Signaling the opposition ahead, French President Jacques Chirac said Monday his country would oppose any effort to draft a new U.N. resolution to explicitly authorize war against Iraq at this time.
France, Russia and China — all with veto power as permanent council members — are pushing to prevent what they call a rush to war and let inspectors do their work.
CBS News Correspondent Elaine Cobbe reports French Prime Minister Jean-Pierre Raffarin said France is not now planning to use its Security Council veto. He said France would use it to block a resolution authorizing war if it had to, but that does not appear to be necessary now because a majority on the council opposes such a measure.
Among the 10 non-permanent members, only Spain fully backed Washington and London in Friday's debate.
Nonetheless, officials in London and Washington were moving ahead, toning down what was supposed to be a very tough resolution. Diplomats said the final text will place Iraq in material breach of its obligations and reiterate that Saddam now faces serious consequences, but it likely will not make an explicit call to arms.
On Monday, leaders of the 15-member European Union papered over their bitter divisions on Iraq, issuing a joint statement declaring that Europe wants Iraq's peaceful disarmament and "force should be used only as a last resort."
The EU made clear that Iraq has "a final opportunity" and "must disarm and cooperate immediately and fully" or face the consequences.
As CBS News Correspondent Bill Plante reports, the White House sees the European Union declaration calling on Iraq to disarm as a victory for the U.S. position — and a setback for the French and Germans.
However, there was still strong support for continued, possibly increased U.N. weapons inspections. The statement gave no indication of how much longer inspections should continue, but said they could not go on forever without Iraqi cooperation
Over the next few weeks, Security Council diplomats said, the negotiations will focus on defining "a last resort" — the issue that has divided Europe.
The signs of that division — which led to a nasty diplomatic impasse at NATO last week — surfaced again at the EU meetings, which included countries that may soon join the union.

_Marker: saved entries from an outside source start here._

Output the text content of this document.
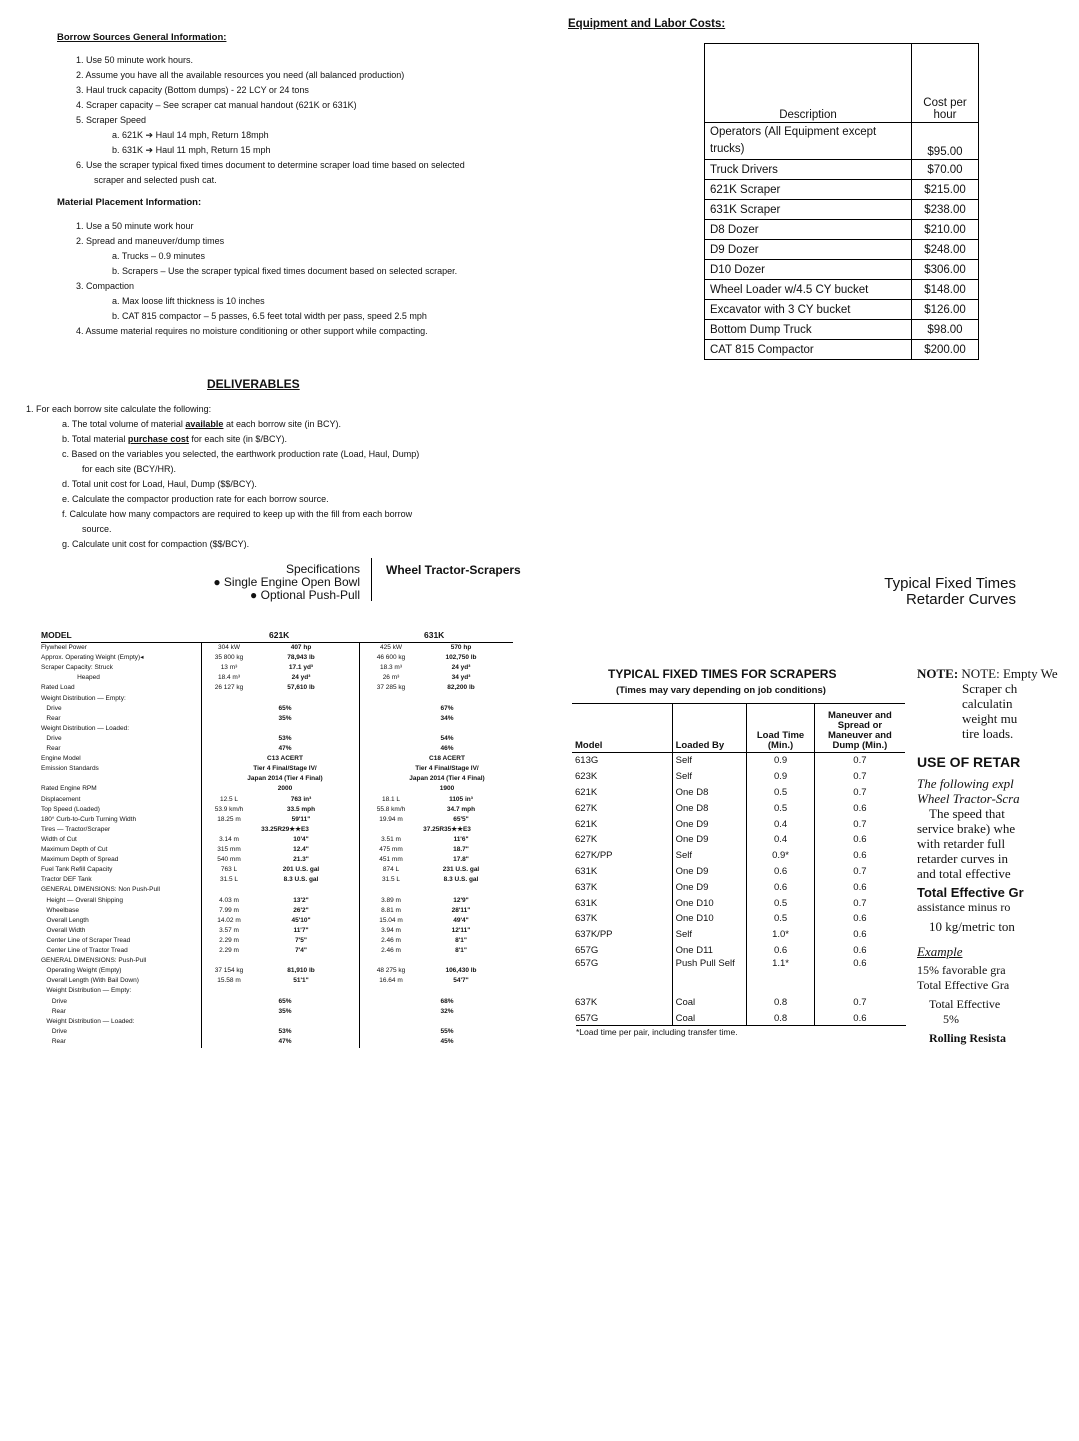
Borrow Sources General Information:
1. Use 50 minute work hours.
2. Assume you have all the available resources you need (all balanced production)
3. Haul truck capacity (Bottom dumps) - 22 LCY or 24 tons
4. Scraper capacity – See scraper cat manual handout (621K or 631K)
5. Scraper Speed
a. 621K ➔ Haul 14 mph, Return 18mph
b. 631K ➔ Haul 11 mph, Return 15 mph
6. Use the scraper typical fixed times document to determine scraper load time based on selected
scraper and selected push cat.
Material Placement Information:
1. Use a 50 minute work hour
2. Spread and maneuver/dump times
a. Trucks – 0.9 minutes
b. Scrapers – Use the scraper typical fixed times document based on selected scraper.
3. Compaction
a. Max loose lift thickness is 10 inches
b. CAT 815 compactor – 5 passes, 6.5 feet total width per pass, speed 2.5 mph
4. Assume material requires no moisture conditioning or other support while compacting.
Equipment and Labor Costs:
Description	Cost per hour
Operators (All Equipment except trucks)	$95.00
Truck Drivers	$70.00
621K Scraper	$215.00
631K Scraper	$238.00
D8 Dozer	$210.00
D9 Dozer	$248.00
D10 Dozer	$306.00
Wheel Loader w/4.5 CY bucket	$148.00
Excavator with 3 CY bucket	$126.00
Bottom Dump Truck	$98.00
CAT 815 Compactor	$200.00
DELIVERABLES
1. For each borrow site calculate the following:
a. The total volume of material available at each borrow site (in BCY).
b. Total material purchase cost for each site (in $/BCY).
c. Based on the variables you selected, the earthwork production rate (Load, Haul, Dump)
for each site (BCY/HR).
d. Total unit cost for Load, Haul, Dump ($$/BCY).
e. Calculate the compactor production rate for each borrow source.
f. Calculate how many compactors are required to keep up with the fill from each borrow
source.
g. Calculate unit cost for compaction ($$/BCY).
Specifications
● Single Engine Open Bowl
● Optional Push-Pull
Wheel Tractor-Scrapers
MODEL	621K	631K
Flywheel Power	304 kW	407 hp	425 kW	570 hp
Approx. Operating Weight (Empty)◂	35 800 kg	78,943 lb	46 600 kg	102,750 lb
Scraper Capacity: Struck	13 m³	17.1 yd³	18.3 m³	24 yd³
Heaped	18.4 m³	24 yd³	26 m³	34 yd³
Rated Load	26 127 kg	57,610 lb	37 285 kg	82,200 lb
Weight Distribution — Empty:
Drive	65%	67%
Rear	35%	34%
Weight Distribution — Loaded:
Drive	53%	54%
Rear	47%	46%
Engine Model	C13 ACERT	C18 ACERT
Emission Standards	Tier 4 Final/Stage IV/	Tier 4 Final/Stage IV/
Japan 2014 (Tier 4 Final)	Japan 2014 (Tier 4 Final)
Rated Engine RPM	2000	1900
Displacement	12.5 L	763 in³	18.1 L	1105 in³
Top Speed (Loaded)	53.9 km/h	33.5 mph	55.8 km/h	34.7 mph
180° Curb-to-Curb Turning Width	18.25 m	59'11"	19.94 m	65'5"
Tires — Tractor/Scraper	33.25R29★★E3	37.25R35★★E3
Width of Cut	3.14 m	10'4"	3.51 m	11'6"
Maximum Depth of Cut	315 mm	12.4"	475 mm	18.7"
Maximum Depth of Spread	540 mm	21.3"	451 mm	17.8"
Fuel Tank Refill Capacity	763 L	201 U.S. gal	874 L	231 U.S. gal
Tractor DEF Tank	31.5 L	8.3 U.S. gal	31.5 L	8.3 U.S. gal
GENERAL DIMENSIONS: Non Push-Pull
Height — Overall Shipping	4.03 m	13'2"	3.89 m	12'9"
Wheelbase	7.99 m	26'2"	8.81 m	28'11"
Overall Length	14.02 m	45'10"	15.04 m	49'4"
Overall Width	3.57 m	11'7"	3.94 m	12'11"
Center Line of Scraper Tread	2.29 m	7'5"	2.46 m	8'1"
Center Line of Tractor Tread	2.29 m	7'4"	2.46 m	8'1"
GENERAL DIMENSIONS: Push-Pull
Operating Weight (Empty)	37 154 kg	81,910 lb	48 275 kg	106,430 lb
Overall Length (With Bail Down)	15.58 m	51'1"	16.64 m	54'7"
Weight Distribution — Empty:
Drive	65%	68%
Rear	35%	32%
Weight Distribution — Loaded:
Drive	53%	55%
Rear	47%	45%
Typical Fixed Times
Retarder Curves
TYPICAL FIXED TIMES FOR SCRAPERS
(Times may vary depending on job conditions)
Model	Loaded By	Load Time (Min.)	Maneuver and Spread or Maneuver and Dump (Min.)
613G	Self	0.9	0.7
623K	Self	0.9	0.7
621K	One D8	0.5	0.7
627K	One D8	0.5	0.6
621K	One D9	0.4	0.7
627K	One D9	0.4	0.6
627K/PP	Self	0.9*	0.6
631K	One D9	0.6	0.7
637K	One D9	0.6	0.6
631K	One D10	0.5	0.7
637K	One D10	0.5	0.6
637K/PP	Self	1.0*	0.6
657G	One D11	0.6	0.6
657G	Push Pull Self	1.1*	0.6
637K	Coal	0.8	0.7
657G	Coal	0.8	0.6
*Load time per pair, including transfer time.
NOTE: NOTE: Empty We
Scraper ch
calculatin
weight mu
tire loads.
USE OF RETAR
The following expl
Wheel Tractor-Scra
The speed that
service brake) whe
with retarder full
retarder curves in
and total effective
Total Effective Gr
assistance minus ro
10 kg/metric ton
Example
15% favorable gra
Total Effective Gra
Total Effective
5%
Rolling Resista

When these countries signaled support for Washington's position, Chirac told reporters: "It is not really responsible behavior, it is not well brought-up behavior. They missed a good opportunity to keep quiet."
In other developments:
- Iraqi officials say a U-2 spy plane conducted a four-and-a-half hour flight Monday, the first of its kind.

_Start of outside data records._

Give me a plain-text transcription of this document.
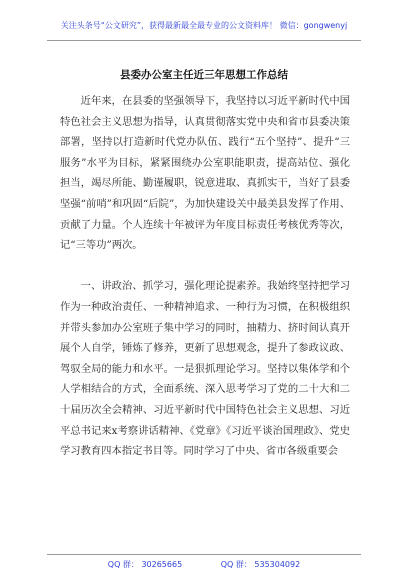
关注头条号“公文研究”，获得最新最全最专业的公文资料库！ 微信：gongwenyj
县委办公室主任近三年思想工作总结

近年来，在县委的坚强领导下，我坚持以习近平新时代中国特色社会主义思想为指导，认真贯彻落实党中央和省市县委决策部署，坚持以打造新时代党办队伍、践行“五个坚持”、提升“三服务”水平为目标，紧紧围绕办公室职能职责，提高站位、强化担当，竭尽所能、勤谨履职，锐意进取、真抓实干，当好了县委坚强“前哨”和巩固“后院”，为加快建设关中最美县发挥了作用、贡献了力量。个人连续十年被评为年度目标责任考核优秀等次，记“三等功”两次。

一、讲政治、抓学习，强化理论提素养。我始终坚持把学习作为一种政治责任、一种精神追求、一种行为习惯，在积极组织并带头参加办公室班子集中学习的同时，抽精力、挤时间认真开展个人自学，锤炼了修养，更新了思想观念，提升了参政议政、驾驭全局的能力和水平。一是狠抓理论学习。坚持以集体学和个人学相结合的方式，全面系统、深入思考学习了党的二十大和二十届历次全会精神、习近平新时代中国特色社会主义思想、习近平总书记来x考察讲话精神、《党章》《习近平谈治国理政》、党史学习教育四本指定书目等。同时学习了中央、省市各级重要会

QQ 群： 30265665	QQ 群： 535304092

- U.S. and British coalition warplanes patrolling the southern no-fly zone Tuesday attacked a mobile air defense radar system.
- The New York Times reports American officials are cataloguing possible risks if war breaks out, including the chance that Saddam will use chemical weapons on his own people or destroy the oil fields.
- Britain's Guardian newspaper reports there are signs Saddam is worried about a threat from within. He has reportedly placed his defense minister, Lieutenant-General Sultan Hashim Ahmad al-Jabburi Tai, under house arrest. thers are also reported detained.